“Legal search algorithm” … now there’s a phrase to make your head spin. I’ve been thinking about legal search for years, but I confess that I hadn’t given the algorithm much thought until recently. Type it into Google, and you come up with an excellent post by Aaron Kirschenfeld in the Cornell LII blog: “Everything is Editorial: Why Algorithms are Hand-Made, Human, and Not Just for Search Anymore”.
For legal publishers, ensuring that our users can find what they are looking for is one of the biggest challenges we face. I’ve never encountered legal information that isn’t incredibly dense. We know that we need to provide tools for users to locate the answers to their research questions. For print publications, the traditional tools are pretty straightforward: tables of cases, legislation, and references, and especially the index. But delivering findability for online resources is another matter altogether.

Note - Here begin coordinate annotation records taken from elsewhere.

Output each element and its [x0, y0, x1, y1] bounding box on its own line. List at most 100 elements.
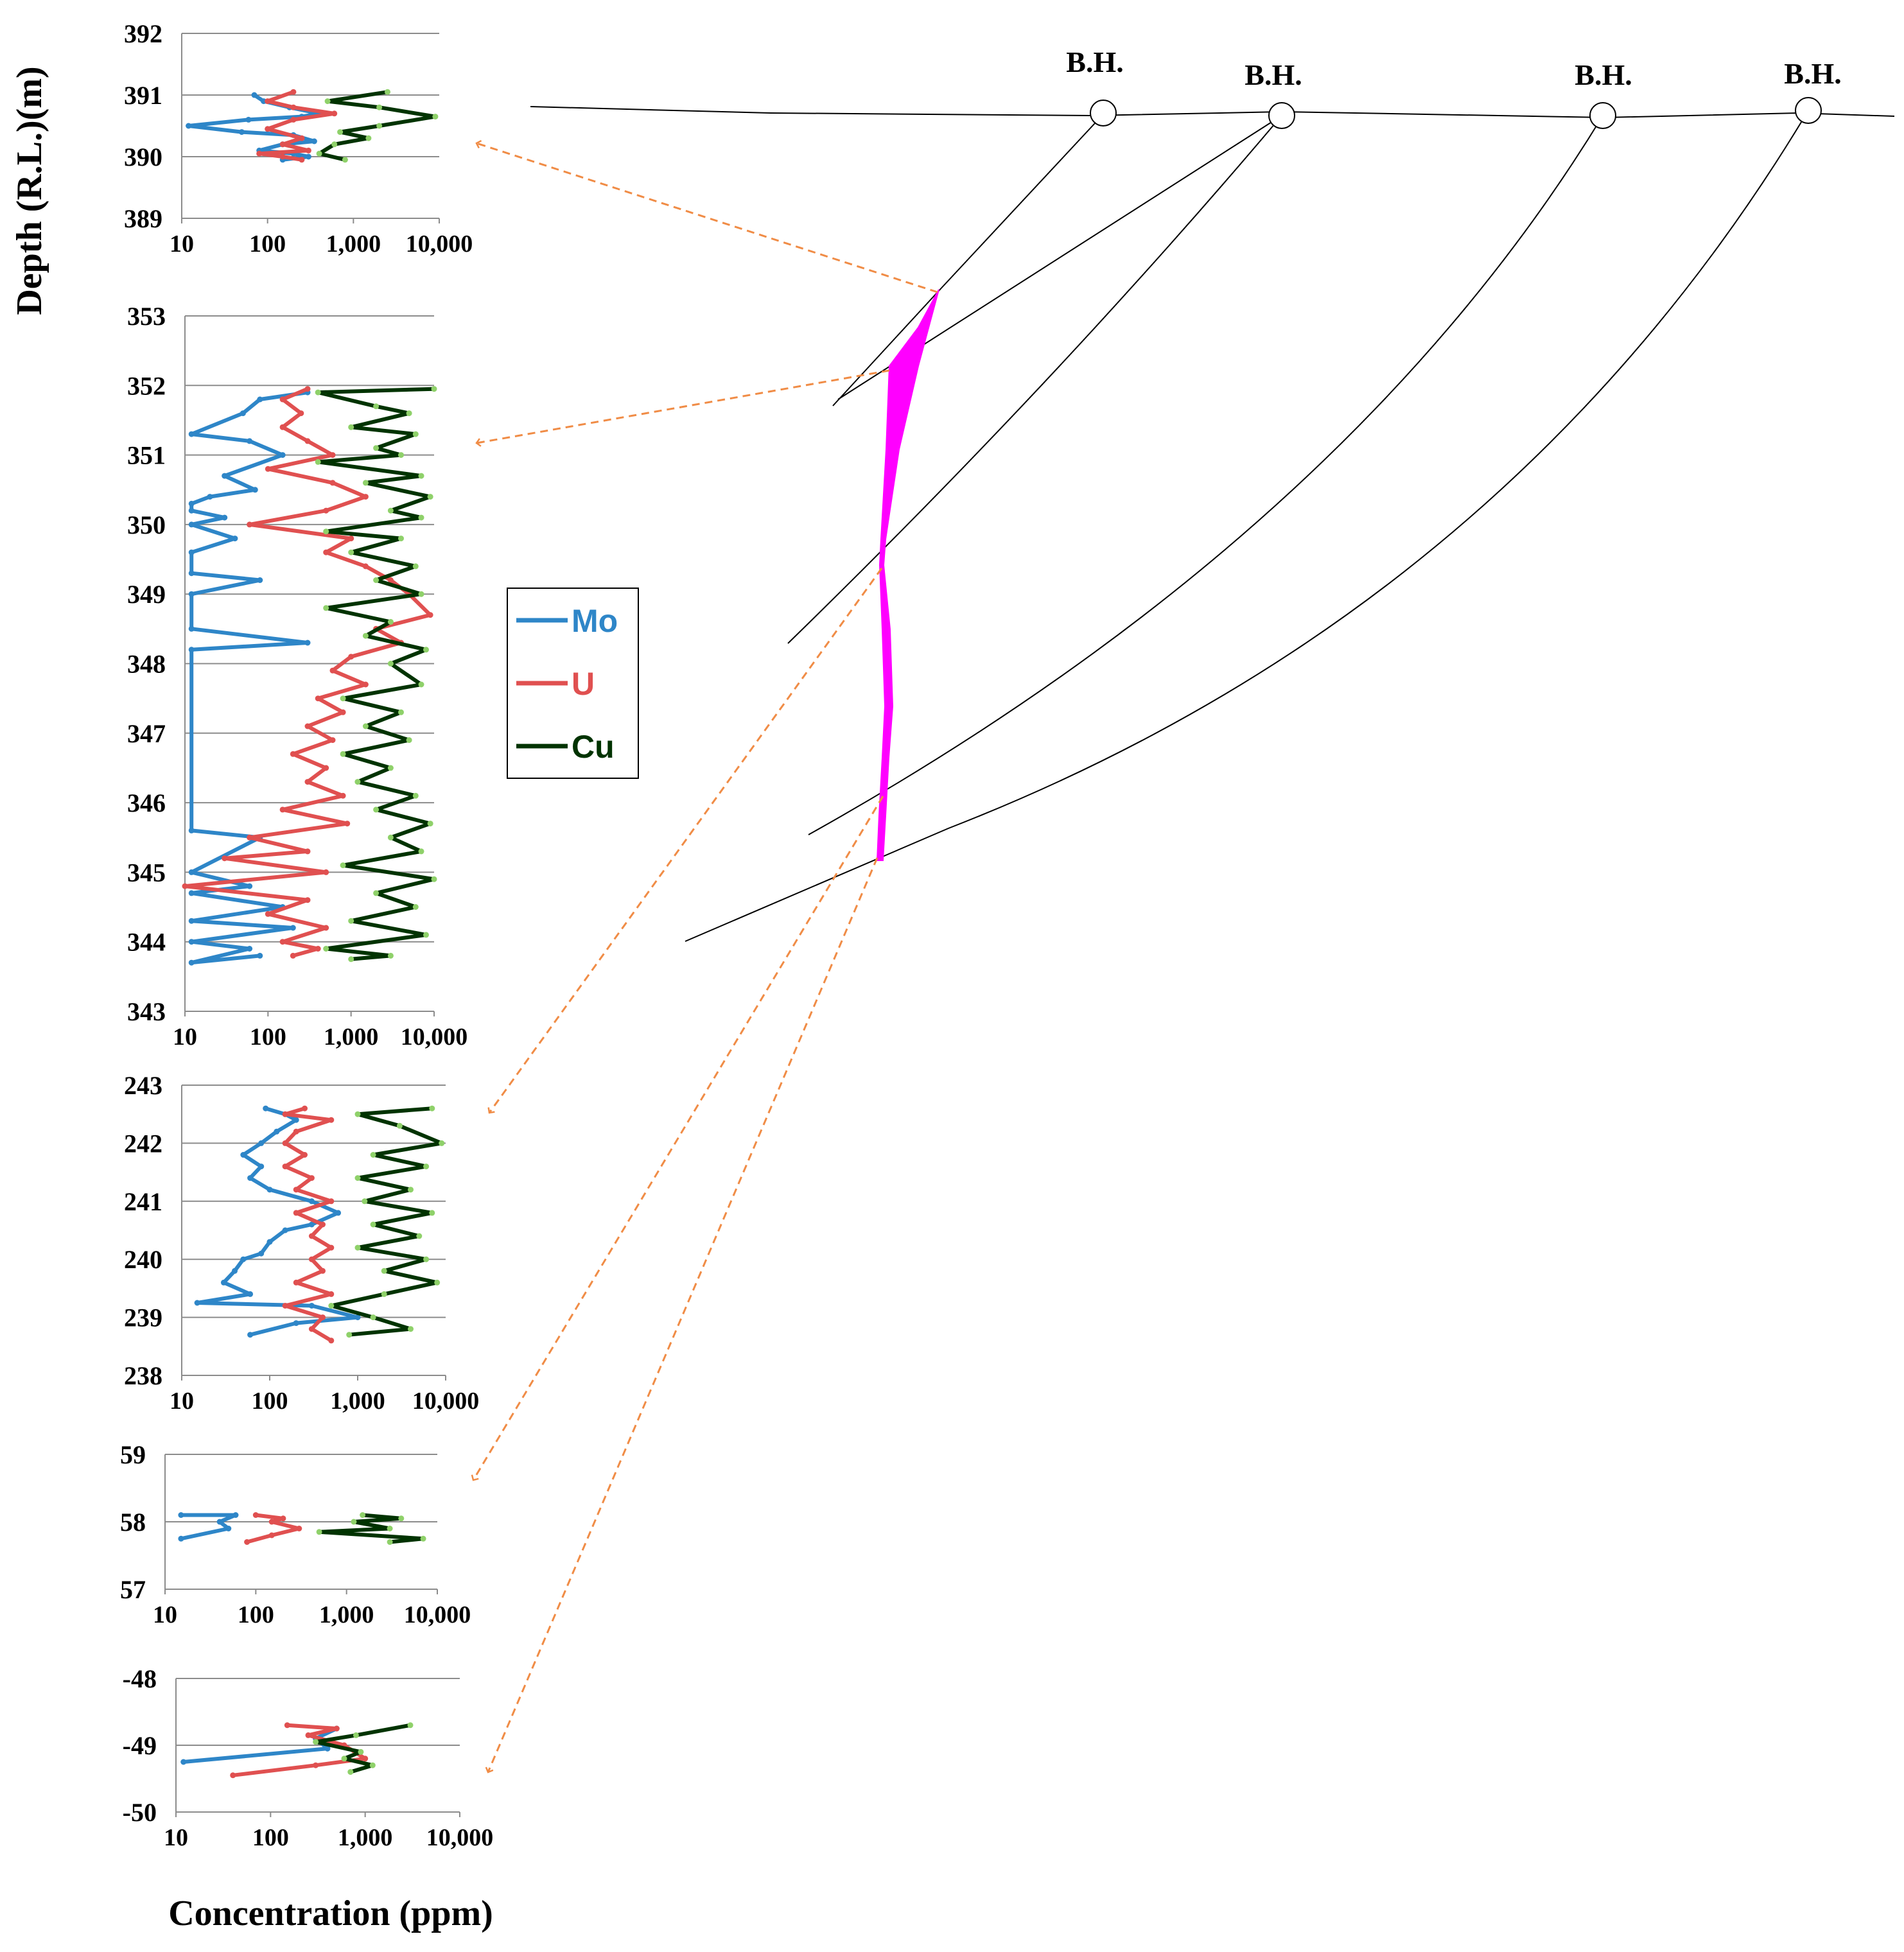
data-point-u	[302, 1105, 308, 1111]
y-tick-label: 242	[124, 1129, 162, 1158]
data-point-cu	[423, 1163, 430, 1170]
data-point-mo	[258, 1163, 265, 1170]
data-point-u	[304, 386, 311, 392]
data-point-u	[315, 946, 321, 952]
data-point-mo	[188, 827, 195, 833]
data-point-cu	[369, 1762, 376, 1768]
data-point-mo	[290, 925, 296, 931]
data-point-cu	[429, 1210, 435, 1216]
data-point-u	[268, 1532, 275, 1538]
data-point-cu	[387, 507, 394, 514]
borehole-collar-2	[1268, 102, 1295, 129]
data-point-mo	[266, 1187, 273, 1193]
y-tick-label: 348	[127, 650, 166, 679]
y-tick-label: 390	[124, 143, 162, 171]
borehole-label-4: B.H.	[1784, 57, 1841, 90]
chart-panel-3: 243 242 241 240 239 238 10 100 1,000 10,000	[124, 1071, 479, 1415]
data-point-u	[293, 1187, 299, 1193]
data-point-u	[362, 563, 369, 570]
chart-panel-5: -48 -49 -50 10 100 1,000 10,000	[123, 1664, 494, 1851]
data-point-cu	[323, 605, 329, 611]
x-tick-label: 100	[252, 1388, 288, 1415]
data-point-cu	[313, 1739, 319, 1745]
data-point-mo	[178, 1535, 184, 1542]
data-point-u	[279, 153, 286, 160]
data-point-u	[323, 869, 329, 875]
data-point-cu	[354, 1175, 361, 1181]
data-point-u	[340, 709, 346, 715]
data-point-u	[305, 147, 311, 153]
chart-panel-4: 59 58 57 10 100 1,000 10,000	[120, 1440, 471, 1628]
data-point-cu	[412, 792, 419, 799]
data-point-u	[323, 507, 329, 514]
ground-surface-line	[530, 106, 1895, 119]
data-point-cu	[423, 647, 429, 653]
data-point-cu	[376, 123, 383, 129]
data-point-mo	[245, 116, 252, 123]
data-point-u	[328, 1198, 335, 1205]
data-point-u	[304, 438, 311, 444]
data-point-mo	[188, 549, 195, 555]
borehole-label-2: B.H.	[1245, 58, 1302, 91]
data-point-u	[296, 1526, 302, 1531]
data-point-u	[362, 1756, 369, 1762]
data-point-mo	[304, 640, 311, 646]
data-point-cu	[340, 695, 346, 702]
data-point-u	[302, 1152, 308, 1158]
chart-panel-1: 392 391 390 389 10 100 1,000 10,000	[124, 19, 473, 257]
data-point-u	[279, 424, 286, 430]
data-point-mo	[252, 487, 258, 493]
data-point-u	[280, 1515, 286, 1522]
legend-mo-label: Mo	[572, 603, 618, 639]
data-point-mo	[225, 1526, 232, 1531]
data-point-cu	[420, 1535, 426, 1542]
data-point-cu	[373, 806, 380, 813]
data-point-u	[282, 1303, 288, 1309]
data-point-cu	[423, 932, 429, 938]
data-point-cu	[406, 737, 412, 744]
data-point-mo	[240, 1152, 247, 1158]
data-point-u	[265, 126, 271, 132]
data-point-cu	[427, 494, 433, 500]
data-point-u	[247, 521, 253, 528]
y-tick-label: 239	[124, 1303, 162, 1332]
data-point-mo	[188, 939, 195, 945]
data-point-cu	[315, 458, 321, 465]
data-point-mo	[257, 952, 263, 959]
data-point-mo	[354, 1314, 361, 1321]
data-point-cu	[373, 577, 380, 583]
data-point-cu	[418, 848, 424, 855]
data-point-u	[304, 779, 311, 785]
data-point-u	[323, 549, 329, 555]
y-tick-label: 343	[127, 997, 166, 1026]
data-point-u	[299, 135, 305, 141]
data-point-mo	[207, 494, 213, 500]
y-tick-label: 347	[127, 719, 166, 748]
data-point-mo	[240, 410, 246, 417]
data-point-u	[305, 1732, 311, 1738]
concentration-charts: 392 391 390 389 10 100 1,000 10,000 353 352 351 350…	[120, 19, 493, 1851]
data-point-u	[329, 737, 336, 744]
data-point-mo	[247, 1332, 254, 1338]
data-point-cu	[429, 1105, 435, 1111]
data-point-cu	[358, 1748, 364, 1755]
data-point-cu	[418, 681, 424, 688]
data-point-cu	[348, 918, 354, 924]
borehole-label-3: B.H.	[1575, 58, 1632, 91]
data-point-u	[304, 897, 311, 903]
x-axis-title: Concentration (ppm)	[168, 1894, 493, 1933]
borehole-collar-4	[1795, 97, 1822, 124]
x-tick-label: 10,000	[404, 1601, 471, 1628]
data-point-cu	[398, 452, 404, 458]
series-line-cu	[316, 387, 436, 961]
data-point-mo	[247, 438, 253, 444]
borehole-label-1: B.H.	[1066, 46, 1123, 78]
data-point-mo	[274, 1128, 280, 1135]
data-point-u	[344, 821, 351, 827]
data-point-u	[328, 1117, 335, 1123]
data-point-mo	[220, 1279, 227, 1285]
data-point-cu	[370, 1152, 376, 1158]
data-point-cu	[418, 591, 424, 597]
data-point-cu	[354, 1244, 361, 1251]
data-point-u	[308, 1326, 315, 1332]
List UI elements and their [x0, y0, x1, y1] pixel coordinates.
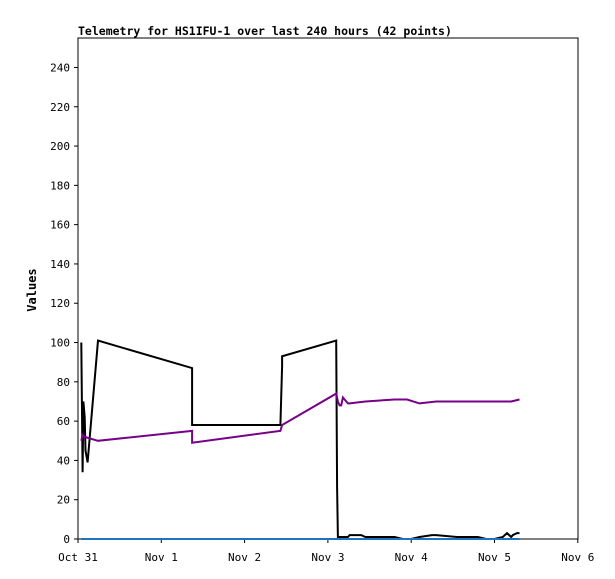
series-line-2: [80, 392, 520, 444]
y-tick-label: 120: [50, 297, 70, 310]
y-tick-label: 40: [57, 454, 70, 467]
y-tick-label: 200: [50, 140, 70, 153]
y-tick-label: 180: [50, 179, 70, 192]
y-tick-label: 220: [50, 101, 70, 114]
x-tick-label: Nov 3: [311, 551, 344, 564]
x-tick-label: Nov 1: [145, 551, 178, 564]
y-tick-label: 140: [50, 258, 70, 271]
y-tick-label: 80: [57, 376, 70, 389]
x-tick-label: Nov 2: [228, 551, 261, 564]
x-tick-label: Nov 5: [478, 551, 511, 564]
series-line-1: [80, 339, 520, 540]
y-tick-label: 100: [50, 337, 70, 350]
chart-title: Telemetry for HS1IFU-1 over last 240 hou…: [78, 24, 452, 38]
y-axis-label: Values: [25, 268, 39, 311]
series-group: [80, 339, 520, 540]
x-axis: Oct 31 Nov 1 Nov 2 Nov 3 Nov 4 Nov 5 Nov 6: [58, 539, 594, 564]
x-tick-label: Nov 6: [561, 551, 594, 564]
y-tick-label: 160: [50, 219, 70, 232]
y-tick-label: 60: [57, 415, 70, 428]
y-tick-label: 20: [57, 494, 70, 507]
y-axis: 0 20 40 60 80 100 120 140 160 180 200 220 240: [50, 61, 78, 546]
y-tick-label: 0: [63, 533, 70, 546]
x-tick-label: Oct 31: [58, 551, 98, 564]
x-tick-label: Nov 4: [395, 551, 428, 564]
y-tick-label: 240: [50, 61, 70, 74]
plot-area-frame: [77, 37, 579, 540]
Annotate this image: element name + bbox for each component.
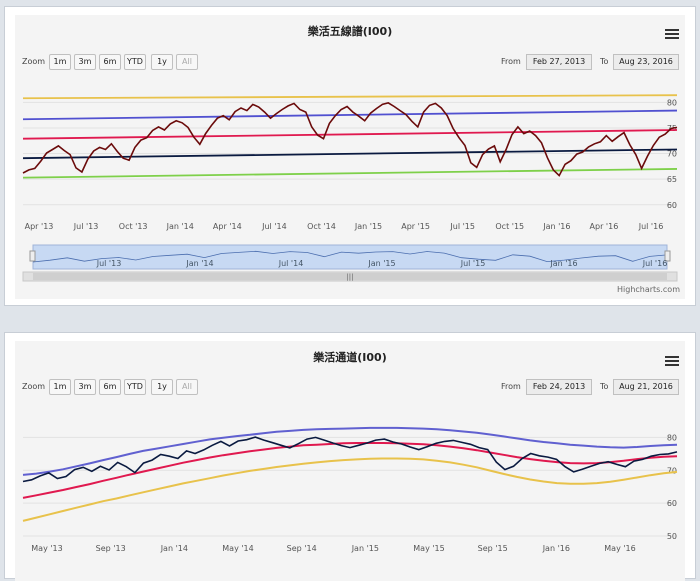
x-tick-label: Jan '15 [354,222,382,231]
y-tick-label: 80 [667,433,677,442]
x-tick-label: May '16 [604,544,635,553]
band-top-line [22,94,678,100]
from-date-input[interactable]: Feb 27, 2013 [526,54,592,70]
y-tick-label: 60 [667,201,677,210]
chart-area-1: 樂活五線譜(I00) Zoom 1m 3m 6m YTD 1y All From… [15,15,685,299]
x-tick-label: Oct '13 [119,222,148,231]
x-tick-label: Oct '15 [495,222,524,231]
x-tick-label: May '15 [413,544,444,553]
zoom-1m-button[interactable]: 1m [49,379,71,395]
price-series-line [22,436,678,483]
zoom-3m-button[interactable]: 3m [74,379,96,395]
to-date-input[interactable]: Aug 23, 2016 [613,54,679,70]
zoom-ytd-button[interactable]: YTD [124,54,146,70]
x-tick-label: Jan '14 [160,544,188,553]
navigator-scrollbar-thumb [33,273,667,280]
chart-title-2: 樂活通道(I00) [313,351,387,364]
x-tick-label: Apr '13 [25,222,54,231]
x-tick-label: Apr '15 [401,222,430,231]
chart-panel-2: 樂活通道(I00) Zoom 1m 3m 6m YTD 1y All From … [4,332,696,581]
from-label: From [501,382,521,391]
band-upper-line [22,109,678,121]
zoom-6m-button[interactable]: 6m [99,54,121,70]
chart-panel-1: 樂活五線譜(I00) Zoom 1m 3m 6m YTD 1y All From… [4,6,696,306]
x-tick-label: Apr '14 [213,222,242,231]
zoom-all-button[interactable]: All [176,54,198,70]
middle-band-line [22,442,678,499]
to-label: To [600,57,609,66]
navigator-tick-label: Jan '14 [185,259,213,268]
to-label: To [600,382,609,391]
highcharts-credit[interactable]: Highcharts.com [617,285,680,294]
menu-icon-1[interactable] [665,27,679,41]
x-tick-label: Jul '14 [261,222,287,231]
chart-title-1: 樂活五線譜(I00) [307,25,393,38]
x-tick-label: Sep '13 [96,544,126,553]
chart-plot-2: 50 60 70 80 May '13 Sep '13 Jan '14 May '14 Sep … [22,426,678,553]
navigator-tick-label: Jan '16 [549,259,577,268]
navigator-tick-label: Jul '14 [278,259,304,268]
y-tick-label: 65 [667,175,677,184]
upper-band-line [22,426,678,476]
menu-icon-2[interactable] [665,354,679,368]
navigator-tick-label: Jul '13 [96,259,122,268]
x-tick-label: Jul '16 [638,222,664,231]
x-tick-label: Oct '14 [307,222,336,231]
x-tick-label: Apr '16 [590,222,619,231]
from-label: From [501,57,521,66]
navigator-tick-label: Jul '15 [460,259,486,268]
zoom-6m-button[interactable]: 6m [99,379,121,395]
zoom-label: Zoom [22,57,46,66]
x-tick-label: Jan '16 [542,222,570,231]
navigator-window [32,244,668,270]
zoom-1m-button[interactable]: 1m [49,54,71,70]
x-tick-label: Sep '15 [478,544,508,553]
navigator-tick-label: Jul '16 [642,259,668,268]
zoom-3m-button[interactable]: 3m [74,54,96,70]
lower-band-line [22,457,678,522]
x-tick-label: Jan '14 [166,222,194,231]
y-tick-label: 60 [667,499,677,508]
band-bottom-line [22,168,678,179]
navigator-tick-label: Jan '15 [367,259,395,268]
price-series-line [22,102,678,177]
zoom-label: Zoom [22,382,46,391]
x-tick-label: Jul '13 [73,222,99,231]
band-lower-line [22,148,678,160]
zoom-1y-button[interactable]: 1y [151,54,173,70]
zoom-1y-button[interactable]: 1y [151,379,173,395]
navigator-series [32,250,668,263]
chart-area-2: 樂活通道(I00) Zoom 1m 3m 6m YTD 1y All From … [15,341,685,581]
band-middle-line [22,129,678,140]
x-tick-label: Jan '16 [542,544,570,553]
to-date-input[interactable]: Aug 21, 2016 [613,379,679,395]
from-date-input[interactable]: Feb 24, 2013 [526,379,592,395]
y-tick-label: 70 [667,150,677,159]
x-tick-label: May '14 [222,544,253,553]
y-tick-label: 70 [667,466,677,475]
scrollbar-grip-icon: ||| [346,273,353,281]
navigator-handle-right [664,250,671,262]
x-tick-label: May '13 [31,544,62,553]
x-tick-label: Jul '15 [449,222,475,231]
y-tick-label: 50 [667,532,677,541]
navigator-handle-left [29,250,36,262]
zoom-ytd-button[interactable]: YTD [124,379,146,395]
x-tick-label: Sep '14 [287,544,317,553]
y-tick-label: 80 [667,98,677,107]
zoom-all-button[interactable]: All [176,379,198,395]
x-tick-label: Jan '15 [351,544,379,553]
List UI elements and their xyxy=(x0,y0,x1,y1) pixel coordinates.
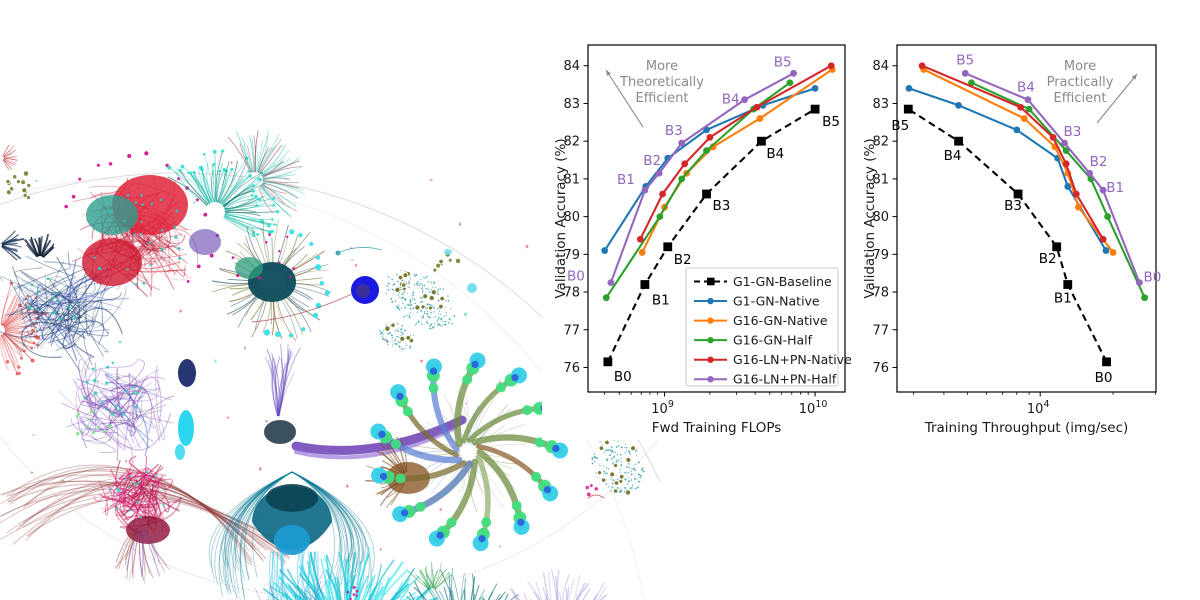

This is where the search engine is key. But there’s another important aspect to this as well: the search algorithm. We know that legal research and searching is much different from keyword searching. We know that legal research requires much more than Google. We also know that the big legal publishers pour significant resources into the development of their search engines.
Kirschenfeld notes that although we assume that a search engine has magic properties, but it doesn’t or shouldn’t. The algorithm and the results interface are made by human beings, after all. One of his most illuminating points is that we should consider the algorithm to be just another secondary source. Through this lens, we can evaluate it the same way we consider other secondary sources; for example, who worked on it; how skilled they were; how informed they were; and so on. In other words, if your developers have a deep and comprehensive idea of how to approach legal information, you’re going to get much better/more relevant search results.
This is fascinating stuff for a small but ambitious legal publisher. We don’t have anything like the resources or expertise to develop our own algorithm. Even so, we need to pay close attention to how well our search engine is performing.
After a dismal experience with our first search engine (its chief problem was that as we increased the size of our online library the search engine just didn’t have the horsepower to search the entire library; in other words it was unable to scale), we connected with our friends at Lexum, the software developer behind CanLII. They have developed LexFind, a search engine built on open source technology and designed specifically for legal research needs.
Are we meeting the needs of our users? Stickhandling the expectations of librarians and legal researchers is a constant challenge. We get valuable feedback from them as we develop and define our search function.
We sometimes hear that we have “too many results”. Does this mean that the algorithm needs further crafting? Or do we need to improve our instructions for advanced search, or refine the facets for federated search, or enhance and deepen the taxonomy? These are ongoing questions for a legal publisher. I’m resigned to the fact that we may never really consider our search engine to be perfected and its improvement may be one of those projects with no end.